Brest : une sexagénaire meurt d’une péritonite après plus de 10 heures d’attente aux urgences

Dans la nuit du 12 au 13 juillet, une patiente de 61 ans est décédée aux urgences du CHRU de la Cavale Blanche à Brest, en Bretagne. Pour « Marianne », sa fille témoigne et accuse le personnel soignant de traitement « inhumain » au cours d’une nuit d' »enfer » passée aux urgences à attendre désespérément que sa mère soit prise en charge.

« Je veux que ma lettre permette de briser le silence sur ce qu’il s’est passé dans cet hôpital. Je ne veux pas que l’enfer vécu par ma mère devienne quelque chose de banal », explique à Marianne Malgwenn Le Mat. Le 22 juillet, la jeune femme a publié une lettre ouverte largement partagée sur les réseaux sociaux. Elle y raconte le calvaire de sa mère, Ghislaine, 61 ans, décédée aux urgences de l’hôpital de la Cavale Blanche, à Brest, où elle a passé une nuit entière à attendre qu’on la prenne en charge.
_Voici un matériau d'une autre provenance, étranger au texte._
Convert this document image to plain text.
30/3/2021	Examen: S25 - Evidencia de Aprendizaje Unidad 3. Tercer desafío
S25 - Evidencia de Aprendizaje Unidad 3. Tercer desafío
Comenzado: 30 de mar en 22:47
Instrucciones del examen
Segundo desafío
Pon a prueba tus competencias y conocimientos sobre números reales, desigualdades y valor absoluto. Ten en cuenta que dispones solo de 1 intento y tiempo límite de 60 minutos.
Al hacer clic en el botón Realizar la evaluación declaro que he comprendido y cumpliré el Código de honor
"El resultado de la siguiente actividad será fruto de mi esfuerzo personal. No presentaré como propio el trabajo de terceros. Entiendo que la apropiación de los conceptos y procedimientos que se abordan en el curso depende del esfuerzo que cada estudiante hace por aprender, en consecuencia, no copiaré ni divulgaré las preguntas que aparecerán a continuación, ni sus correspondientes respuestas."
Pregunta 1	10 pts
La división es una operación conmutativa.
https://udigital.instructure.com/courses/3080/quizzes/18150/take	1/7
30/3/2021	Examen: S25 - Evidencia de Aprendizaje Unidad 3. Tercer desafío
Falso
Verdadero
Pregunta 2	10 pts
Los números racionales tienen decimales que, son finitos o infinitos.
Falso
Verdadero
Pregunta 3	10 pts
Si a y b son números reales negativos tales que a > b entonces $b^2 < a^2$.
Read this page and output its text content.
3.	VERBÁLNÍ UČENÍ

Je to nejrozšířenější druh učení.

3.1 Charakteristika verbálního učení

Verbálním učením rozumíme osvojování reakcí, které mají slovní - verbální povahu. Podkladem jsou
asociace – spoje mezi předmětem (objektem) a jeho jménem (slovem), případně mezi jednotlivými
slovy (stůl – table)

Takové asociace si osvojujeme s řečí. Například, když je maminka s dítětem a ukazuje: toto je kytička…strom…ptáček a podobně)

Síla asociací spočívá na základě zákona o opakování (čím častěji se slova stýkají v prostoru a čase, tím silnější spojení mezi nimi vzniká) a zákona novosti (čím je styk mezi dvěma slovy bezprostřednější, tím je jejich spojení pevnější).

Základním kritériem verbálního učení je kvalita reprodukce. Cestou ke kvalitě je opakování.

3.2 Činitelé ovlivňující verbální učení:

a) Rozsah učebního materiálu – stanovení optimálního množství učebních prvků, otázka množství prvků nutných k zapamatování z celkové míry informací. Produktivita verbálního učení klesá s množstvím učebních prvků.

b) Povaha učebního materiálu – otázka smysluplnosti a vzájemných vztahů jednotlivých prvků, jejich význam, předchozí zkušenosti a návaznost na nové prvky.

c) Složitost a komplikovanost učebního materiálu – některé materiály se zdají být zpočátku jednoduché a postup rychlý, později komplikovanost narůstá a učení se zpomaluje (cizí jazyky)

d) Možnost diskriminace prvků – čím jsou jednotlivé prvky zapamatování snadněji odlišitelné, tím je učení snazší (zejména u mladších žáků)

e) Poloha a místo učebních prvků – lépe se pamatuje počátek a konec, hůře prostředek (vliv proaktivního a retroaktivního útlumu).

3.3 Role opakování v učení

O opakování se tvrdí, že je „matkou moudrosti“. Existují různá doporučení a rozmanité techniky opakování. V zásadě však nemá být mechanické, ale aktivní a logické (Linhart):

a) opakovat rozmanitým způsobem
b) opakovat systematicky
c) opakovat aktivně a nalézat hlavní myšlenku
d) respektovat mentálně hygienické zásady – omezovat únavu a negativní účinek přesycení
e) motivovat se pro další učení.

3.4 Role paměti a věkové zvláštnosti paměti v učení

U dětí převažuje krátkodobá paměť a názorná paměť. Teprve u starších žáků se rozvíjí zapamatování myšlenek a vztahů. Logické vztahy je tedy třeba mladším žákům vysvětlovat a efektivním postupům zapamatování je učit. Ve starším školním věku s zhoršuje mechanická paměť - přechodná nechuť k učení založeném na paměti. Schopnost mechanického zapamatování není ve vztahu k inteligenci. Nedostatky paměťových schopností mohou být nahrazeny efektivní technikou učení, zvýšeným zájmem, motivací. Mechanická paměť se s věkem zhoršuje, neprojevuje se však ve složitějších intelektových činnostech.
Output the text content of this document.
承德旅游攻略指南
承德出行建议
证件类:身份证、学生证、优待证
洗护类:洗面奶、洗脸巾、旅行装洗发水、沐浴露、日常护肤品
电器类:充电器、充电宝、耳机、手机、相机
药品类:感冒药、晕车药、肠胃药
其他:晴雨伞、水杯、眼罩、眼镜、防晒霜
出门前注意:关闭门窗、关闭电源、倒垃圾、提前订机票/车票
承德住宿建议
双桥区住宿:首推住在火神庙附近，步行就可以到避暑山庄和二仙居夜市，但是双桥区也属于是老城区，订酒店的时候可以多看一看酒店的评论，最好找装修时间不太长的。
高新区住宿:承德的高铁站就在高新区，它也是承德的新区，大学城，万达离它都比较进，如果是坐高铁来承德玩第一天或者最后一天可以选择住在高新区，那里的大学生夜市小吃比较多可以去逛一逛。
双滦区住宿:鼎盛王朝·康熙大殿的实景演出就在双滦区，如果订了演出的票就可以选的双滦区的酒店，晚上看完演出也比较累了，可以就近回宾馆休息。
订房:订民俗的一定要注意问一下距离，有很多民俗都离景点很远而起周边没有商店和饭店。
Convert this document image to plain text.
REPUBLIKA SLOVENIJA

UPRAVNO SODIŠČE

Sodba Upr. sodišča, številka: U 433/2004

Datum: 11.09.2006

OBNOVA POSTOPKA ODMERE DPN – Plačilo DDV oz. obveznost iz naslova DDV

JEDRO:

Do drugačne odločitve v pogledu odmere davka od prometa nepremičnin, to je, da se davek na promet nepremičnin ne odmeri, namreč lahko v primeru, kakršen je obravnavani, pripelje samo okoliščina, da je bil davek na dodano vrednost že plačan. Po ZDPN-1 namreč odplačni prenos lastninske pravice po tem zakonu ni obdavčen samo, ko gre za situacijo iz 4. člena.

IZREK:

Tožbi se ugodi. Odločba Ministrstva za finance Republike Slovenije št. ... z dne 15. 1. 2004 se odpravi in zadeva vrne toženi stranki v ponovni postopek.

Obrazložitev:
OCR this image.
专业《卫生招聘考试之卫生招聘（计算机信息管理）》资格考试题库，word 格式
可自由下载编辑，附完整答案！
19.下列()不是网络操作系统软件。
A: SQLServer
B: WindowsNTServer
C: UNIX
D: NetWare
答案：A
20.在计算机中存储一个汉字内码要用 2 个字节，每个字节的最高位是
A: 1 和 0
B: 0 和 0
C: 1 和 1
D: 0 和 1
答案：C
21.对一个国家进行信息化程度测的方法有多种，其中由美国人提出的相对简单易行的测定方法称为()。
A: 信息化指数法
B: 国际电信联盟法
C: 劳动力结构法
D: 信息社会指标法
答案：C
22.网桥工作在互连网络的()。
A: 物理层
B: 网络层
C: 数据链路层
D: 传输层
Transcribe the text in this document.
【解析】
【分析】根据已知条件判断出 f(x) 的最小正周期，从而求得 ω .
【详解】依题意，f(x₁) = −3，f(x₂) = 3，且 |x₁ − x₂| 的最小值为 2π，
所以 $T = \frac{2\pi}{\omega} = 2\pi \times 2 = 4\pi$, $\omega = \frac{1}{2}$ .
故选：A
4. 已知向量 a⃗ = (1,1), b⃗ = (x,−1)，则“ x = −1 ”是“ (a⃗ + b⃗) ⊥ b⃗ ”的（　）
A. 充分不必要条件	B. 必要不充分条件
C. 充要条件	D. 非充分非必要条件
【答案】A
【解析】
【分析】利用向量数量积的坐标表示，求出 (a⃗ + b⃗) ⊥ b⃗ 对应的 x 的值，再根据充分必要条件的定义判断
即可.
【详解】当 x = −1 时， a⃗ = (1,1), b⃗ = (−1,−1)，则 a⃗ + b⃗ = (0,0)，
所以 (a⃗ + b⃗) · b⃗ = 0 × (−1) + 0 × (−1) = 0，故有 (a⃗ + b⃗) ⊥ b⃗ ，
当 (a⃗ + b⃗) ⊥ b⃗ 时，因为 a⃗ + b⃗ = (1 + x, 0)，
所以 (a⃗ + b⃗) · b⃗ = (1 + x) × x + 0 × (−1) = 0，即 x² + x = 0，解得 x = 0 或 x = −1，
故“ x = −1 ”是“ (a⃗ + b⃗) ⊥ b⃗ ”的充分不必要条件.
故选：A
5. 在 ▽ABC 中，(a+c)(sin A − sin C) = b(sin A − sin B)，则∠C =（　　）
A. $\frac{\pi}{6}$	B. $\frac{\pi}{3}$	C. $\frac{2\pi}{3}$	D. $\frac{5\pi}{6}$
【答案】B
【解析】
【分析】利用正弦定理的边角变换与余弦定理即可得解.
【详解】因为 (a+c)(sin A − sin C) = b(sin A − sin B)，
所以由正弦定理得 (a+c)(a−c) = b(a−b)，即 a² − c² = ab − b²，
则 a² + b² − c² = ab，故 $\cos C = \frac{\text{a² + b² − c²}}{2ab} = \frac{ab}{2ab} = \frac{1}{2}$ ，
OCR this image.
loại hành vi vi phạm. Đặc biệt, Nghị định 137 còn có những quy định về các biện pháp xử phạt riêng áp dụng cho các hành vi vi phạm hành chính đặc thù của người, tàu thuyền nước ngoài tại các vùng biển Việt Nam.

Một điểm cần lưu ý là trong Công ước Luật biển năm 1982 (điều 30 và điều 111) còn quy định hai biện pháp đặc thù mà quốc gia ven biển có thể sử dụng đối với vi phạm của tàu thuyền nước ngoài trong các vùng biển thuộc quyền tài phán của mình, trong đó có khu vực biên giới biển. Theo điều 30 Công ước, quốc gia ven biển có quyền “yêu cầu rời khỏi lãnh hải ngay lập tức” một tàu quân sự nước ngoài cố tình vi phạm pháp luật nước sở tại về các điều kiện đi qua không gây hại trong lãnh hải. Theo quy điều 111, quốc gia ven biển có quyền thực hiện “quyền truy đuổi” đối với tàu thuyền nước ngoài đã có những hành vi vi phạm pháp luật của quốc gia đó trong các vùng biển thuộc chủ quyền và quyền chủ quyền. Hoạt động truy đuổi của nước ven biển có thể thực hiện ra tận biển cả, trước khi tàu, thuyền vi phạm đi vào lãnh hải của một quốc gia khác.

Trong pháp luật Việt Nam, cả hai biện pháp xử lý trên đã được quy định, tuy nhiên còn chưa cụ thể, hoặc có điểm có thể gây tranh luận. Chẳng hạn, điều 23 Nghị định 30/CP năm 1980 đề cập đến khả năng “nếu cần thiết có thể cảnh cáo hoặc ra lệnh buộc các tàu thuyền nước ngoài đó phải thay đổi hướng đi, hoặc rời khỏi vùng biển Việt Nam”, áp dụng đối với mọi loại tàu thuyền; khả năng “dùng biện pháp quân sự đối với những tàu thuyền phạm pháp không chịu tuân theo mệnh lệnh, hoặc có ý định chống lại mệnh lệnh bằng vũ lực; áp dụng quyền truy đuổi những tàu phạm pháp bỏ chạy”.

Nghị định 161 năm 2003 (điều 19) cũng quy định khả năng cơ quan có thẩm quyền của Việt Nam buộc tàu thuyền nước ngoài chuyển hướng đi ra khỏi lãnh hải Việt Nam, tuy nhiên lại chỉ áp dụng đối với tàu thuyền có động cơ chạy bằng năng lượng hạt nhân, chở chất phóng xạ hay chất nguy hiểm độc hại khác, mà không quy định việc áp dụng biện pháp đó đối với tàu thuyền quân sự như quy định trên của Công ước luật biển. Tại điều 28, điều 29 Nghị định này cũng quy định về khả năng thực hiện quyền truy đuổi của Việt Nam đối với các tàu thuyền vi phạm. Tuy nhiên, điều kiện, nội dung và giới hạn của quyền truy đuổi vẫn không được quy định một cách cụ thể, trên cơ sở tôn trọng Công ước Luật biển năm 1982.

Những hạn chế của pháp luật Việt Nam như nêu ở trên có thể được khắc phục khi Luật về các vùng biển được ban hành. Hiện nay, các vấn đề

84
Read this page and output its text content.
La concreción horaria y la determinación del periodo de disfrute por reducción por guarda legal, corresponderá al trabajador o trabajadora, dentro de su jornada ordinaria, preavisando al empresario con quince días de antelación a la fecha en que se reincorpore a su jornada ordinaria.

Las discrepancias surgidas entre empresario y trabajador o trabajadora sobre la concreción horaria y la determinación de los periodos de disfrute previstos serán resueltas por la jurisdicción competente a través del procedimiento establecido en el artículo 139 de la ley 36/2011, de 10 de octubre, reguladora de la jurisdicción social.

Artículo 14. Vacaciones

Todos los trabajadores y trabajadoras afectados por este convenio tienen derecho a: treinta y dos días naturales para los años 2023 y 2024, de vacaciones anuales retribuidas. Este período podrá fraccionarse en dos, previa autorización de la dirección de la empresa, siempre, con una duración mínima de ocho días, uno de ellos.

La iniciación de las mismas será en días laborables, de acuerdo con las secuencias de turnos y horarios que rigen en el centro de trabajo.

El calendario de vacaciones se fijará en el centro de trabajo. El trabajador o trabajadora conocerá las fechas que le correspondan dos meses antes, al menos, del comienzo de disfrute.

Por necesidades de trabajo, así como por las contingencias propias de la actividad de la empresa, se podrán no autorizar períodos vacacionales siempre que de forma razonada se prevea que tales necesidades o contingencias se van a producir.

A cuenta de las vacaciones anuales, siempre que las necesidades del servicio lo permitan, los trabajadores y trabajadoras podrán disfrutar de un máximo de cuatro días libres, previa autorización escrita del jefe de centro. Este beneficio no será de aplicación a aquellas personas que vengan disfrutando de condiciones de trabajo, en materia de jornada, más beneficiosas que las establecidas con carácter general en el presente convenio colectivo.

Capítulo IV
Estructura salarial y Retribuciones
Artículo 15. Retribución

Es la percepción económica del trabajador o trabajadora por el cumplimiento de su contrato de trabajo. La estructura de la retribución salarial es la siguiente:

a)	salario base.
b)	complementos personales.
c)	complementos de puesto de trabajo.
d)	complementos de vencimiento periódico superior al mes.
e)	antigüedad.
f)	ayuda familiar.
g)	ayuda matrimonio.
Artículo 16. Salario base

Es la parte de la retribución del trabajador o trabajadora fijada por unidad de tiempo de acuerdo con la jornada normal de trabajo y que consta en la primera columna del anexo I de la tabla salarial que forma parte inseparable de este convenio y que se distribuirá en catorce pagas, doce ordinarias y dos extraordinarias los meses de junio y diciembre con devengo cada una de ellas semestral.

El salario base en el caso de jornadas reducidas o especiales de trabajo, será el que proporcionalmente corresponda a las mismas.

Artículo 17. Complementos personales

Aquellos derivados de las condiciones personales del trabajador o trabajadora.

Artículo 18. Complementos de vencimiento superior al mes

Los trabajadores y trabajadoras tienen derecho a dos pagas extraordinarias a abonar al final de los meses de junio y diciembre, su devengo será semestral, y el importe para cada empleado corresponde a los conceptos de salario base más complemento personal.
Le 12 juillet, Ghislaine Le Mat, affaiblie et victime de violents maux de ventre, appelle le Samu. Après quelques minutes d’une discussion durant laquelle elle signale être diabétique, elle finit par être emmenée en ambulance aux urgences du CHRU de Brest, l’hôpital le plus proche. A son arrivée, aux alentours de 20 heures, Ghislaine Le Mat est accueillie par un infirmier : « Il a estimé que ce n’était pas urgent, qu’elle avait sûrement un épisode de constipation, nous raconte Malgwenn Le Mat. Il a trouvé ça étonnant qu’elle ait la diarrhée mais il n’a pas cherché plus loin ». En dehors de cet infirmier, la famille Le Mat ne croise à son arrivée aucun médecin : « Ni mes parents ni moi-même ne sommes des habitués des hôpitaux. Je pensais qu’ils allaient la suivre, regarder son dossier pour tenter de comprendre ce qu’elle avait, explique Malgwenn. A la réflexion, je ne suis même pas certaine qu’ils aient ouvert son dossier ». Ghislaine Le Mat, son époux et sa fille restent ensuite dans les couloirs des urgences : « On nous a assuré qu’il n’y aurait qu’un tout petit peu d’attente », se rappelle Malgwenn. En réalité, le calvaire ne fait que commencer.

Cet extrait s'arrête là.